English has never been my strong suit. I've always been good with the reading part. I can comprehend what I've read, and I read a lot. It's the writing part that I struggle with. Even when I think I'm getting the hang of it, I have yet another teacher tell me I'm doing something wrong. It started in fifth grade with commas, I'm still not sure I correctly use them. In middle school I wasn't using enough dialogue. In high school we didn't write a lot, but I didn't have many complaints. When I got to college I thought I had finally gotten the hang of it, but then my ENG 102 professor told me the truth. I had made it to college without even knowing how to write a thesis. Any time I get an assignment to write a paper, I struggle to write it in an academic way.
I have had professors and teachers tell me they like my writing but when the next one contradicts the previous, I find it hard to believe. Writing is a struggle, but I will continue to work on it until I get my literary event.
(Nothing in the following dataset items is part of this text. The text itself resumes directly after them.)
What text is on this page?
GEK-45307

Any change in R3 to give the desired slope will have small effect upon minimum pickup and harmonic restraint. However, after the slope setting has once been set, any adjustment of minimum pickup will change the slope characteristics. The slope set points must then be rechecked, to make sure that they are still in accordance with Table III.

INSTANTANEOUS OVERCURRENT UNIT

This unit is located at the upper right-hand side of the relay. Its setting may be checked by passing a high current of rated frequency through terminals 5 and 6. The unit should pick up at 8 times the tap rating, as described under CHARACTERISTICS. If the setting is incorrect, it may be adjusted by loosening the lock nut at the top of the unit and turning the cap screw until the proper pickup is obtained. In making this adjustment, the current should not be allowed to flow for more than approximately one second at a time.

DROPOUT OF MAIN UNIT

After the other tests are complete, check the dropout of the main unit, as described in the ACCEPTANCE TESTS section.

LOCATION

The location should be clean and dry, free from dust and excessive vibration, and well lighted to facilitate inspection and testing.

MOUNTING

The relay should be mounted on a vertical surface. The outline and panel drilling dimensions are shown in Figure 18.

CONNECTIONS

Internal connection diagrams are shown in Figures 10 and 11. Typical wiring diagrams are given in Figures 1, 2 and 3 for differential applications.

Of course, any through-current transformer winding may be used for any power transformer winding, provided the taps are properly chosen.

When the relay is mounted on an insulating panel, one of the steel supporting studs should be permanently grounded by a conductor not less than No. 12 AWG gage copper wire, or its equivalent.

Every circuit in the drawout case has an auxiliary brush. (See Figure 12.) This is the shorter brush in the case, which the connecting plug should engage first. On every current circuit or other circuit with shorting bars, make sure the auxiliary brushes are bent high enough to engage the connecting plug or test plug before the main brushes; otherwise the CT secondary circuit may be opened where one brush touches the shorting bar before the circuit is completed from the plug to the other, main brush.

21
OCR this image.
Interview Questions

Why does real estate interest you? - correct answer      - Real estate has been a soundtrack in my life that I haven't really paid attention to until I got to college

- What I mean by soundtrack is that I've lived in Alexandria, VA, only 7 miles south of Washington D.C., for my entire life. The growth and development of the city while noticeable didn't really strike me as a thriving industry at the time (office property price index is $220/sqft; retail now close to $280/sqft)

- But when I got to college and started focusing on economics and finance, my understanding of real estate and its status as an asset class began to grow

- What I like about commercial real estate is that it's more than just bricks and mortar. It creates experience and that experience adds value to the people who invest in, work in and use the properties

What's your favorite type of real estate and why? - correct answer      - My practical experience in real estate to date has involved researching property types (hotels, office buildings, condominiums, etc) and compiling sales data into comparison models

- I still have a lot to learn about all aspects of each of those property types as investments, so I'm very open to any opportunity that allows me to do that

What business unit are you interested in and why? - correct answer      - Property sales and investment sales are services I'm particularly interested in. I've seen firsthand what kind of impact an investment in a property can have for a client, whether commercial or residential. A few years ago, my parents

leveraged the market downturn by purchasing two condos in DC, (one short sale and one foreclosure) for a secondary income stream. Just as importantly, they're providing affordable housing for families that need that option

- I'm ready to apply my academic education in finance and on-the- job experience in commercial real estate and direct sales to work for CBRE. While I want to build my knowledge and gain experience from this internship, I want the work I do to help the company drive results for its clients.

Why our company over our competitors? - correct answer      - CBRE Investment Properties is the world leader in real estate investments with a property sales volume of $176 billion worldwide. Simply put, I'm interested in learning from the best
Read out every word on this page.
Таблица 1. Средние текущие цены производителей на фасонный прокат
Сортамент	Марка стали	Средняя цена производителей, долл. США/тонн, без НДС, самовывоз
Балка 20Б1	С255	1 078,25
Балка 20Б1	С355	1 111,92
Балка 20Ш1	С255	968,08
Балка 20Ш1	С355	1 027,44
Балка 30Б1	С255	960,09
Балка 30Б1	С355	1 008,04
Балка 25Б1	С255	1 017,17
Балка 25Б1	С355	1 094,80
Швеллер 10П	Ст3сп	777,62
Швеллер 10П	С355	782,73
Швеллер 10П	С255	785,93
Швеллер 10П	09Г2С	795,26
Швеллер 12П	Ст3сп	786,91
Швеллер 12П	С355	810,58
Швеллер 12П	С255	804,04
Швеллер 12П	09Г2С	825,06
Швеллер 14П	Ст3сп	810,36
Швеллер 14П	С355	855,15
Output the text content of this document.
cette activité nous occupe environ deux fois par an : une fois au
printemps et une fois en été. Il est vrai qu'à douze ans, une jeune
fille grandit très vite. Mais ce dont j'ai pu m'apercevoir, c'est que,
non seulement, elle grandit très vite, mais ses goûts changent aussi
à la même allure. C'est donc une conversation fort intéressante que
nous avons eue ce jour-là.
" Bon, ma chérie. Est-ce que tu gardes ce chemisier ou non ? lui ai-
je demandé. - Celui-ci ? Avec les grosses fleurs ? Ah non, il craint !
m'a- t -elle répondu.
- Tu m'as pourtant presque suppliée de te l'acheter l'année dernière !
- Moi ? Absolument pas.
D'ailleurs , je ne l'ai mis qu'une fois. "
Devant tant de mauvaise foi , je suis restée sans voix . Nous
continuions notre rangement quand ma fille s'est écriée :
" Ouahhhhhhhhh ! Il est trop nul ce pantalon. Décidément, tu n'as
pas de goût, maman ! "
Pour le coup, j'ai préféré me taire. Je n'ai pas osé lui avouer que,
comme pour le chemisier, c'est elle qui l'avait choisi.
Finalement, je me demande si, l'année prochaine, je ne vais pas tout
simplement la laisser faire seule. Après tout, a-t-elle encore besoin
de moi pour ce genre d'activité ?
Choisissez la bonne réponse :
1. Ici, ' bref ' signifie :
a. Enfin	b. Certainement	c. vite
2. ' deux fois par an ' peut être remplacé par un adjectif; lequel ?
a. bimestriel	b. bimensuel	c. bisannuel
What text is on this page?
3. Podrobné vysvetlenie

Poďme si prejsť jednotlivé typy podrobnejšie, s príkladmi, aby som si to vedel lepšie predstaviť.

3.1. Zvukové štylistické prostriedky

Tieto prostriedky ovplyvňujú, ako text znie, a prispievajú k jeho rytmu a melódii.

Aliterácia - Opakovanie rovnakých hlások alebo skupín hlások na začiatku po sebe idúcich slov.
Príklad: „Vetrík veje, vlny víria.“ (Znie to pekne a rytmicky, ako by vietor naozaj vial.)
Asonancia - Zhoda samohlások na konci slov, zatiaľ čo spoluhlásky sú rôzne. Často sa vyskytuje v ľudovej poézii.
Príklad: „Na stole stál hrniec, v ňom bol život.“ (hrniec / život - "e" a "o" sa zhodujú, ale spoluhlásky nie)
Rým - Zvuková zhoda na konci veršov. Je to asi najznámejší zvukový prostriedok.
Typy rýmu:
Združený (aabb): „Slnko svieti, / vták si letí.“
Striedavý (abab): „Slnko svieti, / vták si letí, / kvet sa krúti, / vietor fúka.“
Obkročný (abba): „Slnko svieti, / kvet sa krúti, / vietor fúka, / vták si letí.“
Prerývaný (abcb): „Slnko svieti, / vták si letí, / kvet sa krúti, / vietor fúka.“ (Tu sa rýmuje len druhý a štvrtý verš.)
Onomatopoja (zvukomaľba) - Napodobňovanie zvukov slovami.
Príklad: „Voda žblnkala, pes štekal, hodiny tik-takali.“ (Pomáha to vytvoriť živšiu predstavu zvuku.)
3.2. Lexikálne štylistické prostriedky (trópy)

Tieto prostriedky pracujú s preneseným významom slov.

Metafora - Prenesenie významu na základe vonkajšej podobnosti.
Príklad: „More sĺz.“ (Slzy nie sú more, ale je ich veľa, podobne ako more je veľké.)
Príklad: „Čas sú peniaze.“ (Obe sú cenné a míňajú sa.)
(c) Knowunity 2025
Maybe you're being too hard on yourself - I'd suspect you've had lots of transformative literacy events. You don't have to limit yourself to English, of course; some people point to very different subjects as important to their reading or writing or public speaking lives. And, just like I said at your table in class today, there's a lot to focus on with writing other than commas and things like that (though when punctuation really matters, like in "Girl," it can make a big difference to the way writing works. And you don't even have to limit yourself to school - lots of readers became readers not because of books they read in class but because of stuff they read outside of school. I still have every copy of the Hardy Boys series: I read them all so many times and never was a single one assigned in school.